Он знал, что Мага сидит на кровати и смотрит на него. Он засунул руки в карманы куртки и пошел к двери. Этьен попытался было преградить ему дорогу, но потом последовал за ним. Рональд, видя, что они уходят, сердито пожал плечами. «Это же полный абсурд», — подумал он. При мысли о том, что все на свете абсурд, ему стало не по себе, хотя он и не понимал почему. Он решил помочь Бэбс и, чтобы быть полезным, стал смачивать компрессы. В потолок снова застучали.
(-130)
29
— Tiens,
[366] — сказал Оливейра.
Грегоровиус сидел около печки, закутавшись в черный халат, и читал. На стене, на гвоздике, висело бра, тщательно прикрытое газетой, которая уменьшала свет.
— Я не знал, что у тебя есть ключ.
— Остаточные явления, — сказал Оливейра, бросая куртку в тот же угол, что и всегда. — Я отдам его тебе, поскольку ты теперь хозяин дома.
— Только на время. Здесь слишком холодно, да еще этот старик наверху. Сегодня утром он ни с того ни с сего колотил в потолок целых пять минут.
— Это он по инерции. Все продолжается чуть больше того, чем следует. Вот я, например, поднялся сюда, достал ключ, открыл… Здесь бы надо проветрить.
— Холод кошмарный, — сказал Грегоровиус. — Пришлось двое суток держать окно открытым после окуривания.
— И все это время ты был здесь? Caritas.
[367] Ну ты даешь.
— Не в этом дело, я боялся, что кто-нибудь из жильцов дома воспользуется ситуацией, займет комнату и начнет качать права. Люсия мне говорила, что владелица — какая-то чокнутая старуха и что некоторые постояльцы не платят годами. В Будапеште я читал лекции по гражданскому праву, такое из головы не выветривается.
— Словом, ты тут устроился как султан.
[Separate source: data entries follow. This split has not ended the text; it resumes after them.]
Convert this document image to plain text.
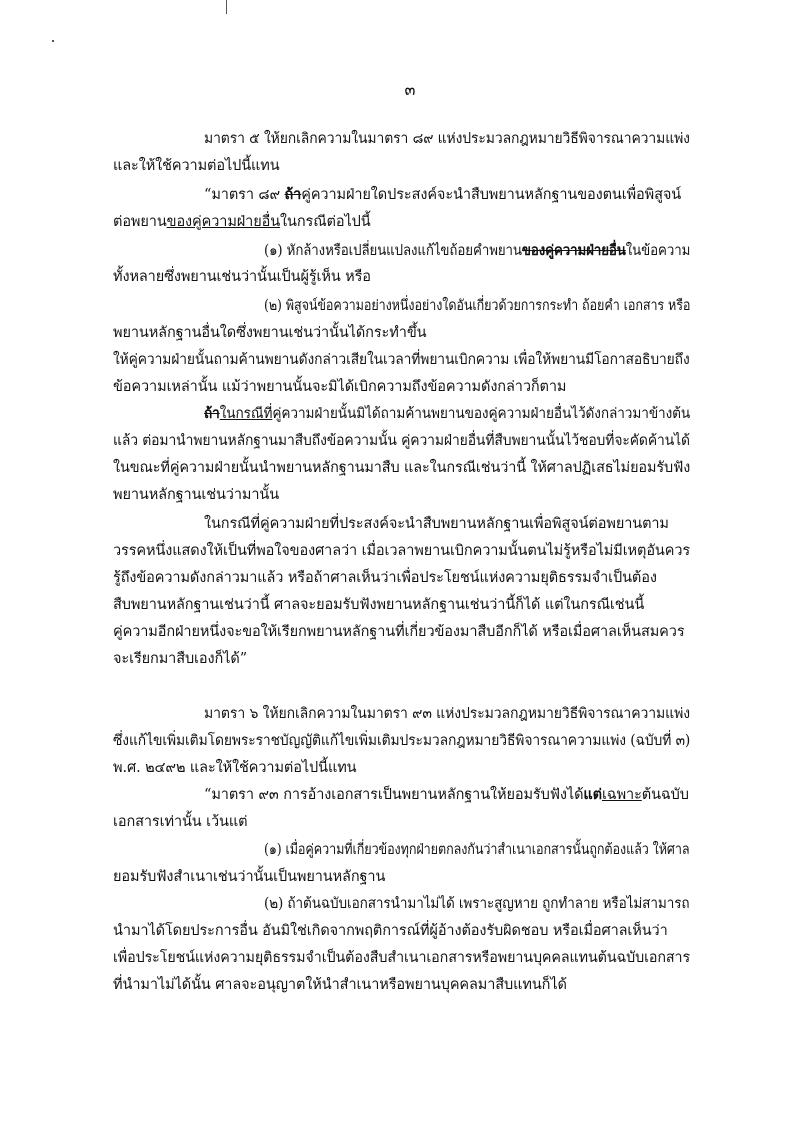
๓
มาตรา ๕ ให้ยกเลิกความในมาตรา ๘๙ แห่งประมวลกฎหมายวิธีพิจารณาความแพ่ง
และให้ใช้ความต่อไปนี้แทน
“มาตรา ๘๙ ถ้าคู่ความฝ่ายใดประสงค์จะนำสืบพยานหลักฐานของตนเพื่อพิสูจน์
ต่อพยานของคู่ความฝ่ายอื่นในกรณีต่อไปนี้
(๑) หักล้างหรือเปลี่ยนแปลงแก้ไขถ้อยคำพยานของคู่ความฝ่ายอื่นในข้อความ
ทั้งหลายซึ่งพยานเช่นว่านั้นเป็นผู้รู้เห็น หรือ
(๒) พิสูจน์ข้อความอย่างหนึ่งอย่างใดอันเกี่ยวด้วยการกระทำ ถ้อยคำ เอกสาร หรือ
พยานหลักฐานอื่นใดซึ่งพยานเช่นว่านั้นได้กระทำขึ้น
ให้คู่ความฝ่ายนั้นถามค้านพยานดังกล่าวเสียในเวลาที่พยานเบิกความ เพื่อให้พยานมีโอกาสอธิบายถึง
ข้อความเหล่านั้น แม้ว่าพยานนั้นจะมิได้เบิกความถึงข้อความดังกล่าวก็ตาม
ถ้าในกรณีที่คู่ความฝ่ายนั้นมิได้ถามค้านพยานของคู่ความฝ่ายอื่นไว้ดังกล่าวมาข้างต้น
แล้ว ต่อมานำพยานหลักฐานมาสืบถึงข้อความนั้น คู่ความฝ่ายอื่นที่สืบพยานนั้นไว้ชอบที่จะคัดค้านได้
ในขณะที่คู่ความฝ่ายนั้นนำพยานหลักฐานมาสืบ และในกรณีเช่นว่านี้ ให้ศาลปฏิเสธไม่ยอมรับฟัง
พยานหลักฐานเช่นว่ามานั้น
ในกรณีที่คู่ความฝ่ายที่ประสงค์จะนำสืบพยานหลักฐานเพื่อพิสูจน์ต่อพยานตาม
วรรคหนึ่งแสดงให้เป็นที่พอใจของศาลว่า เมื่อเวลาพยานเบิกความนั้นตนไม่รู้หรือไม่มีเหตุอันควร
รู้ถึงข้อความดังกล่าวมาแล้ว หรือถ้าศาลเห็นว่าเพื่อประโยชน์แห่งความยุติธรรมจำเป็นต้อง
สืบพยานหลักฐานเช่นว่านี้ ศาลจะยอมรับฟังพยานหลักฐานเช่นว่านี้ก็ได้ แต่ในกรณีเช่นนี้
คู่ความอีกฝ่ายหนึ่งจะขอให้เรียกพยานหลักฐานที่เกี่ยวข้องมาสืบอีกก็ได้ หรือเมื่อศาลเห็นสมควร
จะเรียกมาสืบเองก็ได้”
มาตรา ๖ ให้ยกเลิกความในมาตรา ๙๓ แห่งประมวลกฎหมายวิธีพิจารณาความแพ่ง
ซึ่งแก้ไขเพิ่มเติมโดยพระราชบัญญัติแก้ไขเพิ่มเติมประมวลกฎหมายวิธีพิจารณาความแพ่ง (ฉบับที่ ๓)
พ.ศ. ๒๔๙๒ และให้ใช้ความต่อไปนี้แทน
“มาตรา ๙๓ การอ้างเอกสารเป็นพยานหลักฐานให้ยอมรับฟังได้แต่เฉพาะต้นฉบับ
เอกสารเท่านั้น เว้นแต่
(๑) เมื่อคู่ความที่เกี่ยวข้องทุกฝ่ายตกลงกันว่าสำเนาเอกสารนั้นถูกต้องแล้ว ให้ศาล
ยอมรับฟังสำเนาเช่นว่านั้นเป็นพยานหลักฐาน
(๒) ถ้าต้นฉบับเอกสารนำมาไม่ได้ เพราะสูญหาย ถูกทำลาย หรือไม่สามารถ
นำมาได้โดยประการอื่น อันมิใช่เกิดจากพฤติการณ์ที่ผู้อ้างต้องรับผิดชอบ หรือเมื่อศาลเห็นว่า
เพื่อประโยชน์แห่งความยุติธรรมจำเป็นต้องสืบสำเนาเอกสารหรือพยานบุคคลแทนต้นฉบับเอกสาร
ที่นำมาไม่ได้นั้น ศาลจะอนุญาตให้นำสำเนาหรือพยานบุคคลมาสืบแทนก็ได้
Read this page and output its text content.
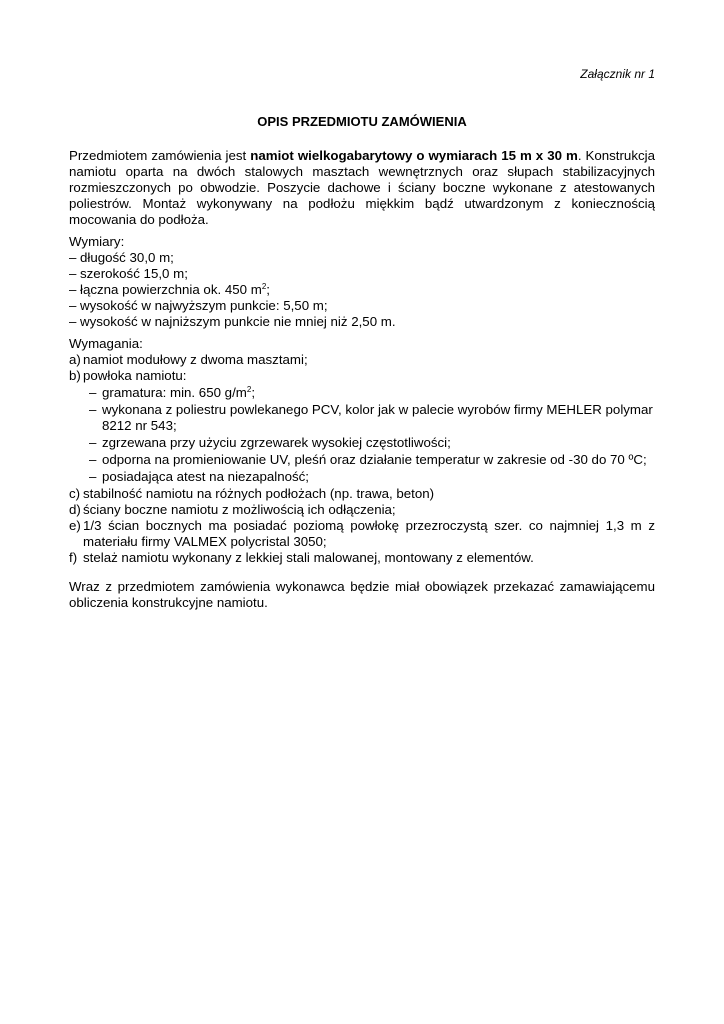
Załącznik nr 1

OPIS PRZEDMIOTU ZAMÓWIENIA

Przedmiotem zamówienia jest namiot wielkogabarytowy o wymiarach 15 m x 30 m. Konstrukcja namiotu oparta na dwóch stalowych masztach wewnętrznych oraz słupach stabilizacyjnych rozmieszczonych po obwodzie. Poszycie dachowe i ściany boczne wykonane z atestowanych poliestrów. Montaż wykonywany na podłożu miękkim bądź utwardzonym z koniecznością mocowania do podłoża.

Wymiary:

– długość 30,0 m;
– szerokość 15,0 m;
– łączna powierzchnia ok. 450 $m^2$;
– wysokość w najwyższym punkcie: 5,50 m;
– wysokość w najniższym punkcie nie mniej niż 2,50 m.

Wymagania:

a) namiot modułowy z dwoma masztami;
b) powłoka namiotu:
– gramatura: min. 650 $g/m^2$;
– wykonana z poliestru powlekanego PCV, kolor jak w palecie wyrobów firmy MEHLER polymar 8212 nr 543;
– zgrzewana przy użyciu zgrzewarek wysokiej częstotliwości;
– odporna na promieniowanie UV, pleśń oraz działanie temperatur w zakresie od -30 do 70 ºC;
– posiadająca atest na niezapalność;
c) stabilność namiotu na różnych podłożach (np. trawa, beton)
d) ściany boczne namiotu z możliwością ich odłączenia;
e) 1/3 ścian bocznych ma posiadać poziomą powłokę przezroczystą szer. co najmniej 1,3 m z materiału firmy VALMEX polycristal 3050;
f) stelaż namiotu wykonany z lekkiej stali malowanej, montowany z elementów.

Wraz z przedmiotem zamówienia wykonawca będzie miał obowiązek przekazać zamawiającemu obliczenia konstrukcyjne namiotu.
Chapeau, mon vieux.
[368] Надеюсь, ты не выбросил в мусорное ведро мой мате?
— Да ты что, нет, конечно, он на тумбочке, там, где чулки. Теперь здесь много свободного места.
— Похоже на то, — сказал Оливейра. — У Маги, что, случился приступ аккуратности, не видно ни пластинок, ни книг, че, теперь, насколько я понимаю…
— Она все увезла, — сказал Грегоровиус.
Оливейра открыл тумбочку и достал мате и чайничек. Он неспешно потягивал чай, поглядывая по сторонам. В голове неотступно крутились слова танго Моя печальная ночь.
[369] Он сосчитал по пальцам. Четверг, пятница, суббота. Нет. Понедельник, вторник, среда. Во вторник вечером Берт Трепа, ты меня любила / как никого и никогда, среда (редкостная пьянка, NB. никогда не мешать водку с красным вином), ты в сердце острый шип вонзила / мне душу ранив навсегда, четверг, пятница, Рональд в машине, которую он у кого-то одолжил, они навещали Ги Моно, похожего на вывернутую наизнанку перчатку, нескончаемая зеленая рвота, он вне опасности, ты знала, я тебя любил / ты радость жизни мне дарила / моя надежда и моя мечта, суббота, где же, где же? Где-то в районе Марли-ле-Руа, итого пять дней, нет, шесть, всего почти неделя, а комната стала ледяная, несмотря на печку. Этот Осип просто лягушка какая-то, где угодно приспособится.
— Так, значит, она уехала, — сказал Оливейра, поудобнее устраиваясь в кресле с чайничком в руках.
Грегоровиус кивнул. Он сидел с раскрытой на коленях книгой и всем своим видом давал понять (в пределах воспитанности), что хотел бы продолжить чтение.
— И оставила тебе комнату.
— Она знала, что я оказался в весьма щекотливом положении, — сказал Грегоровиус. — Моя двоюродная бабушка недавно перестала присылать мне деньги, — наверное, скончалась. Мисс Бабингтон хранит молчание, но, учитывая ситуацию на Кипре… Известно, что это всегда отзывается на Мальте: цензура и все прочее. Люсия предложила мне жить здесь, после того как ты объявил, что уходишь. Я колебался, принимать ли мне ее предложение, но она настояла.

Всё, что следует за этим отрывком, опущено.